Pipeline-check can evaluate OPA Rego policies alongside the built-in and YAML custom rule catalogs. Rego rules are useful when the YAML custom-rule DSL's predicate operators are too limited: conditional logic, cross-field correlation, helper functions, and iteration over nested structures are all natural in Rego.

Prerequisites

Install the opa binary and ensure opa version succeeds. Download from https://www.openpolicyagent.org/docs/latest/#running-opa. Pipeline-check shells out to opa eval and opa inspect at runtime.

Quick start

Create a directory for your policies:

policies/
  gha_pin.rego

Write a policy with # METADATA annotations:

# METADATA
# title: Actions must be pinned to commit SHA
# description: Unpinned actions can be silently replaced by a compromised tag.
# scope: package
# custom:
#   id: ACME-001
#   severity: HIGH
#   provider: github
#   recommendation: Pin every uses reference to a full 40-char commit SHA.
#   cwe: ["CWE-829"]
#   owasp: ["CICD-SEC-3"]
package pipeline_check.github.acme_001

import rego.v1

deny contains result if {
    job := input.doc.jobs[job_name]
    step := job.steps[_]
    uses := step.uses
    not startswith(uses, "./")
    not regex.match(`@[0-9a-f]{40}$`, uses)
    result := {
        "msg": sprintf("Job '%s' uses unpinned action: %s", [job_name, uses]),
        "resource": input.path,
    }
}

Run the scan:

pipeline_check --pipeline github --rego-rules ./policies/

Rego findings flow through scoring, gating, SARIF, and every other output format exactly like built-in rules.

Metadata annotations

Each .rego file must declare metadata in an OPA # METADATA block at the top of the file, before the package declaration.

Required fields:

Field Description
title Short human-readable name.
scope Must be package.
custom.id Stable rule ID matching [A-Z][A-Z0-9]{1,9}-\d{3} (e.g. ACME-001). Must not collide with a built-in or YAML custom rule.
custom.severity One of CRITICAL, HIGH, MEDIUM, LOW, INFO.
custom.provider The provider this rule targets (e.g. github, gitlab, kubernetes).

Optional fields:

Field Description
description Longer explanation of what the rule detects.
custom.recommendation Remediation guidance shown in reports.
custom.cwe CWE identifiers as a list (e.g. ["CWE-829"]).
custom.owasp OWASP CI/CD control references.
custom.esf NSA/CISA ESF supply-chain controls.
custom.docs_note Extended prose for generated documentation.

Input document shape

The Rego policy receives the parsed pipeline document as input. The shape depends on the provider.
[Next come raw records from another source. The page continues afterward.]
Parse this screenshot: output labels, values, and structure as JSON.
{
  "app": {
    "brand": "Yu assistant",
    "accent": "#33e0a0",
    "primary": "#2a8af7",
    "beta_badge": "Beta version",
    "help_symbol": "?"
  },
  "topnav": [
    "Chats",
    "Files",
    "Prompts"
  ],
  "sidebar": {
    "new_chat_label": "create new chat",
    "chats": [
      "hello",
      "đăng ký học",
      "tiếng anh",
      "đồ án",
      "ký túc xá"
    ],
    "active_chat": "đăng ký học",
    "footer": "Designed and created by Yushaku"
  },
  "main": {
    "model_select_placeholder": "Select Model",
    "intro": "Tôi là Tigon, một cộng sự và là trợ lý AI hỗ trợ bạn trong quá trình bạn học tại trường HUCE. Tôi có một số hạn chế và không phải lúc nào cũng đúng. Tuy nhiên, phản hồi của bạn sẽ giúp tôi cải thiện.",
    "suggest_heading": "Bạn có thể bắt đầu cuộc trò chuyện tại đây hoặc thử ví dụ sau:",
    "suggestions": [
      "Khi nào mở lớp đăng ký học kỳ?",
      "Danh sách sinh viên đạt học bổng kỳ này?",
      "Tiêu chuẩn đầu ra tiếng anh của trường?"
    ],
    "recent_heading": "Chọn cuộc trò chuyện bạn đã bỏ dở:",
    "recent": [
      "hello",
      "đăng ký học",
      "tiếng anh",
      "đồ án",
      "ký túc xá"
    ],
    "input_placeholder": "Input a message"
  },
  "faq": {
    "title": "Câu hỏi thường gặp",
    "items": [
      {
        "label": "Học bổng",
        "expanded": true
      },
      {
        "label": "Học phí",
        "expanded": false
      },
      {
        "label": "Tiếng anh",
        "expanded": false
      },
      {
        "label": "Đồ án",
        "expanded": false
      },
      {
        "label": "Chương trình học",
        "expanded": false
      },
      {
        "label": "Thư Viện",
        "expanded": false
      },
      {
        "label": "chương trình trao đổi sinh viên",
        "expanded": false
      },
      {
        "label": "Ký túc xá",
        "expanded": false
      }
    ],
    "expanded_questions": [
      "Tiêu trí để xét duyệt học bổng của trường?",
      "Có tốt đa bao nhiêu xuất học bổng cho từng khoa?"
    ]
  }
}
YAML-doc providers (github, gitlab, bitbucket, azure, circleci, cloudbuild)

{
  "path": ".github/workflows/ci.yml",
  "doc": {
    "name": "CI",
    "on": "push",
    "jobs": { ... }
  },
  "provider": "github"
}

Access workflow fields via input.doc.<key>. The file path is input.path.

Kubernetes

{
  "manifests": [
    {
      "kind": "Deployment",
      "name": "my-app",
      "namespace": "default",
      "path": "k8s/deploy.yaml",
      "data": { ... }
    }
  ],
  "provider": "kubernetes"
}

Iterate manifests via input.manifests[_].

Deny rule contract

Each policy must define a deny rule set. Elements can be:

String (simple message):

deny contains msg if {
    ...
    msg := "Something is wrong"
}

Object (recommended, carries metadata):

deny contains result if {
    ...
    result := {
        "msg": "Human-readable description",
        "resource": input.path,
        "severity": "CRITICAL",
    }
}
Key Required Description
msg Yes Finding description shown in reports.
resource No File path or resource name. Defaults to input.path.
severity No Per-finding severity override. Defaults to the rule's metadata severity.

When deny is empty (no violations), the rule passes.

Package naming

Use package pipeline_check.<provider>.<rule_id_snake>:

package pipeline_check.github.acme_001
package pipeline_check.gitlab.sec_002
package pipeline_check.kubernetes.corp_003

The package path determines how pipeline-check maps deny-set results back to rule metadata.

Supported providers

Rego rules can target any provider. YAML custom rules are limited to 7 providers; Rego has no such restriction because it can handle any JSON input shape.

Provider Input shape
github, gitlab, bitbucket, azure, circleci, cloudbuild {path, doc, provider}
kubernetes, helm {manifests, provider}
jenkins, drone, buildkite, tekton, argo, argocd {path, doc, provider}
dockerfile, terraform, cloudformation {path, doc, provider}

Testing your policies

Use OPA's built-in test runner independently of pipeline-check:

opa test ./policies/ -v

Or run pipeline-check with --output json to inspect findings:

pipeline_check --pipeline github --rego-rules ./policies/ --output json

Configuration file

Add Rego rule paths to .pipeline-check.yml:

rego_rules:
  - ./policies/
  - ./more-policies/

Or in pyproject.toml:

[tool.pipeline-check]
rego_rules = ["./policies/"]

Limitations

  • Evaluation shells out to the opa binary. The opa binary must be on PATH.
  • Each opa eval invocation has ~50-100ms overhead. For large policy sets, group policies in a single directory to minimize invocations.
  • findings_so_far (access to other rules' results during evaluation) is not available in v1.
  • Standards-registry mapping is doc-only (via custom.owasp, custom.esf, custom.cwe metadata). Rego rules are not auto-registered into the authoritative standards data packages.